In the past, tech giants have resisted paying for content, instead donating through philanthropic weapons and arguing that publishers profit by getting large amounts of traffic to them.
They have softened their stance in recent months. Facebook said in 2019 that it would pay certain news organizations — in some cases millions of dollars a year — to license their story headlines and summaries for a news service. Google was also in talks with publishers about licensing their content into an information product, The Wall Street Journal reported in February. And Apple Inc.
launched a subscription app, Apple News+, last year that provides access to articles from numerous magazines and newspapers, including the Wall Street Journal.
Facebook said on Monday it was disappointed with the Australian government’s announcement, and Google said it was looking to work constructively with Australia’s media industry. The two companies were working on a voluntary agreement regarding possible compensation for news outlets and had met with publishers to discuss the matter.
The Media, Entertainment & Arts Alliance, a union for media professionals in Australia, said on Monday it supported the government’s decision and would review details when available.
Mr Frydenberg said the country’s competition regulator, which was overseeing talks over a voluntary deal, was pessimistic about reaching a voluntary deal. Australian officials have said a solution is needed soon as economic disruption from the coronavirus pandemic is putting further financial pressure on local news outlets.
Some publishers, including News Corp,
which owns Wall Street Journal publisher Dow Jones & Co. and is also a dominant player in Australian media, stopped printing physical copies of local Australian newspapers in the wake of the pandemic.
Frydenberg said tech companies could be required to pay a fraction of the costs publishers incur to produce content, or make payments based on the value they receive from using third-party content. He said the figure would be in millions of dollars, but declined to be more specific.
“Journalism is vital in a democracy, but journalism costs money to produce,” said Paul Fletcher, Australia’s communications minister.
Other countries have also sought to force big tech companies to pay publishers for content. Spain passed legislation forcing Google to pay news outlets, but the company responded by shutting down its local Google News service in 2014. Last year, France tried to use an EU directive Copyright European Union to make Google pay to show article previews, but Google said it would only show headlines in its news search results to avoid paying.

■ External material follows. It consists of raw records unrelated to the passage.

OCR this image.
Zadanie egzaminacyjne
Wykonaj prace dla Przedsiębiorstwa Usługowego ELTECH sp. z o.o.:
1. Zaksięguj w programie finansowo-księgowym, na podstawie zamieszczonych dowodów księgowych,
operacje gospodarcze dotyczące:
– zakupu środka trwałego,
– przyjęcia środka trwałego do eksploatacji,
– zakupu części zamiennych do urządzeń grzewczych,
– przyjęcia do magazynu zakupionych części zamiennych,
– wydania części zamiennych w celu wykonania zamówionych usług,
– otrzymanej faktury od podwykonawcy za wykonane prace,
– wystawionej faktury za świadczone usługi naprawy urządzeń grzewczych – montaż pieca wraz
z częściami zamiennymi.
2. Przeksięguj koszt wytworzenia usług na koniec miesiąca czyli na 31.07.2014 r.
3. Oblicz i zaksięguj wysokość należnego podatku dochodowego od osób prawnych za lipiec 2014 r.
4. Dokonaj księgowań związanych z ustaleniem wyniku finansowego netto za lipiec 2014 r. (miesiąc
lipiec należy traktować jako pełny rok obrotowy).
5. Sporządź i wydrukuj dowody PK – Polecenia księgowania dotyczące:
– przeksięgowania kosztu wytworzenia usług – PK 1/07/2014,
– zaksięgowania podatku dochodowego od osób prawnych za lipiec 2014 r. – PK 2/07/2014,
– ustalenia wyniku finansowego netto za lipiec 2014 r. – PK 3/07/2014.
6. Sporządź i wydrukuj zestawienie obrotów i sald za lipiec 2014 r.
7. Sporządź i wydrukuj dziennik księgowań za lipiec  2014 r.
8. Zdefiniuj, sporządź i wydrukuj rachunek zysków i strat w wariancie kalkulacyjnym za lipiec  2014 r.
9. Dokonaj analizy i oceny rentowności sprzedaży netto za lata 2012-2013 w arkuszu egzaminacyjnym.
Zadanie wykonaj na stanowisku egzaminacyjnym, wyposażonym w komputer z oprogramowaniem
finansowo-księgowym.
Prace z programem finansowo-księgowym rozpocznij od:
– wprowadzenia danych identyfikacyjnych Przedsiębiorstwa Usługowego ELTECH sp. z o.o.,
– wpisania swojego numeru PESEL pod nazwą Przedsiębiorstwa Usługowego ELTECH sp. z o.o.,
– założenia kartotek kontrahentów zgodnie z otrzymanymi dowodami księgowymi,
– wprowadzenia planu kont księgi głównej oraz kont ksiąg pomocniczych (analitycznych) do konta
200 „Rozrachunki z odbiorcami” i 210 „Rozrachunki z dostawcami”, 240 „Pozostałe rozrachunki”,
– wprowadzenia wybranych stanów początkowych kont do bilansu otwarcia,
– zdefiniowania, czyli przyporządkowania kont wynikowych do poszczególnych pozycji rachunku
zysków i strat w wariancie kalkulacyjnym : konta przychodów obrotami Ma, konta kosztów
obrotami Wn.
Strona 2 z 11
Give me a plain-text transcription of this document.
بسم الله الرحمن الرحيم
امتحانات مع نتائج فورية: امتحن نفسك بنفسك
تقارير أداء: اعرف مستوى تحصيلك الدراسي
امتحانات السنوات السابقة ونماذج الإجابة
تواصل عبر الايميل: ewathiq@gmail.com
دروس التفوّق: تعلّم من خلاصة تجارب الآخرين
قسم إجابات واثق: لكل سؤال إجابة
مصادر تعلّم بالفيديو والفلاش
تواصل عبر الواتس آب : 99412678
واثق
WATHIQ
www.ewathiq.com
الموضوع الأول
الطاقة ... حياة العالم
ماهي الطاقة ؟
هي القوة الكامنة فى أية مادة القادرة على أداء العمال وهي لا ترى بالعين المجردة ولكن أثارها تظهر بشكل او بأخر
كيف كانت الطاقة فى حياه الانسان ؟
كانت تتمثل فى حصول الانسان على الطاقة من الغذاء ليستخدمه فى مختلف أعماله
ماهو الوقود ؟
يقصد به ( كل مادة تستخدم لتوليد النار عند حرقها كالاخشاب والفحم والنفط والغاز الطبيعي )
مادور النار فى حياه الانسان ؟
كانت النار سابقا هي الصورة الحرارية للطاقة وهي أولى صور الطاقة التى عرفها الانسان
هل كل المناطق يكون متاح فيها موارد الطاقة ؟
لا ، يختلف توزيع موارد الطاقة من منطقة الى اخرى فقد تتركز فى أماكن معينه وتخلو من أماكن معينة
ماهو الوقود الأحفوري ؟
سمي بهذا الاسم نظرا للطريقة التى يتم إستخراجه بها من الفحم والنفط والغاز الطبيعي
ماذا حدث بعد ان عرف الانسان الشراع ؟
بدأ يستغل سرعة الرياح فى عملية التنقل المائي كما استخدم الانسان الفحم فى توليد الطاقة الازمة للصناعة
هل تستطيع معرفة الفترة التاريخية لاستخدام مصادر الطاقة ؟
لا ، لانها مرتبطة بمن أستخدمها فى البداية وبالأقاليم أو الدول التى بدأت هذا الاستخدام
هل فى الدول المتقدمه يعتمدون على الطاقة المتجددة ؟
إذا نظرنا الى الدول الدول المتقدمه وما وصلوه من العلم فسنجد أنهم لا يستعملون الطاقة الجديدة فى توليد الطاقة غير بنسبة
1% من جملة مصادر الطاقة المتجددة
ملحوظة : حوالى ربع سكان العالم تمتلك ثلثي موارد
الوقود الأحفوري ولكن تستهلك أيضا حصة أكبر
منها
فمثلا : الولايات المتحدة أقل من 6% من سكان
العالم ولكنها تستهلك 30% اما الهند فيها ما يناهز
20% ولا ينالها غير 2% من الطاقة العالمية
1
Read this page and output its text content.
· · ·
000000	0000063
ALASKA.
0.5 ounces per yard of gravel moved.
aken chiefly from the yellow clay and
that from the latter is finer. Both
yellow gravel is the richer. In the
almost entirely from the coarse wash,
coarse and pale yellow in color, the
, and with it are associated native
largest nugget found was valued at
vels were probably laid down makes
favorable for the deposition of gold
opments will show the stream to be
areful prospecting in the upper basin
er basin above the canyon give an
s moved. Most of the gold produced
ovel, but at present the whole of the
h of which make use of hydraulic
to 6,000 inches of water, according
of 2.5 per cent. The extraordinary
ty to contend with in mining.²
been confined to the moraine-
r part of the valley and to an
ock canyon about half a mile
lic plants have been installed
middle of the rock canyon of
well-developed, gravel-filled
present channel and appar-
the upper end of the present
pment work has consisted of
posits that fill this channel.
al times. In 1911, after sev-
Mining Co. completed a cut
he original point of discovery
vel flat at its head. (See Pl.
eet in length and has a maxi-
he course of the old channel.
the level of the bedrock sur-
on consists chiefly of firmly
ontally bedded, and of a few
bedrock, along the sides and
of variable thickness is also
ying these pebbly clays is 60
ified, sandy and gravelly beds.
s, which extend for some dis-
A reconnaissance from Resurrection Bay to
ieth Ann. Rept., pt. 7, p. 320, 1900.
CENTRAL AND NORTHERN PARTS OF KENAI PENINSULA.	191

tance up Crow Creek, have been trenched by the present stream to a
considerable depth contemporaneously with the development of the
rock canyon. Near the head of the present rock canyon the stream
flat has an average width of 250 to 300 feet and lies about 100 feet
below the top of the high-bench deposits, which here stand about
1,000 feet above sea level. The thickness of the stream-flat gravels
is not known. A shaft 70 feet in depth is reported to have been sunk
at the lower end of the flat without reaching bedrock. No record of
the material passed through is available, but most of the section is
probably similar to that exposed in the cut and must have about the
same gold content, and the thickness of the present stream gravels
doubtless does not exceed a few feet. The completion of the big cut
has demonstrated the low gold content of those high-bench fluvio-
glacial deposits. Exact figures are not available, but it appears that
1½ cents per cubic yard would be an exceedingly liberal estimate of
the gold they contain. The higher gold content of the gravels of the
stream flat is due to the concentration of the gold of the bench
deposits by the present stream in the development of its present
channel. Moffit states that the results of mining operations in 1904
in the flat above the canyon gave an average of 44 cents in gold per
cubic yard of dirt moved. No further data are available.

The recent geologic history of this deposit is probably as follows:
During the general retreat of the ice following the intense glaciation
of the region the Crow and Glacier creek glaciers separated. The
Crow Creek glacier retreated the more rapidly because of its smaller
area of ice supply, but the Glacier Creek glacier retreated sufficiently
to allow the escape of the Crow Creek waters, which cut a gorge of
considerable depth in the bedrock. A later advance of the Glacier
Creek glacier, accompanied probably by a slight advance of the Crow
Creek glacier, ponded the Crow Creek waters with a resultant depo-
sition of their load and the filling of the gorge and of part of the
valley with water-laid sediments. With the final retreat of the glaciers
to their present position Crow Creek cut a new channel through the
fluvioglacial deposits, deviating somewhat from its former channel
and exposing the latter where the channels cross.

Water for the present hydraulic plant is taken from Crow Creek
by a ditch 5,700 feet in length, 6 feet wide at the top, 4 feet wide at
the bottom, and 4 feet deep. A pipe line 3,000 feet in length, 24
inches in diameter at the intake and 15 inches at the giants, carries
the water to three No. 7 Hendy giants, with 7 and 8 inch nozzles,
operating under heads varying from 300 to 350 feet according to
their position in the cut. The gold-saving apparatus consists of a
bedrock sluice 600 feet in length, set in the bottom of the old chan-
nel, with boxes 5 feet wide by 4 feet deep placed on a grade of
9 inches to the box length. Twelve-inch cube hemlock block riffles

Australia’s Conservative government, led by Prime Minister Scott Morrison, has taken a tough stance on tech companies in the past. After last year’s mosque shooting in Christchurch, New Zealand, which left 51 dead and was partially livestreamed on Facebook, the government passed a law that would penalize social media companies for not quickly removing such violent content.
But Australian authorities have also taken an adversarial approach to the media. Last year, Australian Federal Police raided the offices of the state-funded Australian Broadcasting Corp. and the home of a News Corp reporter. This month, the country’s High Court ruled that the warrant for the News Corp raid was invalid.
—James Glynn contributed to this article.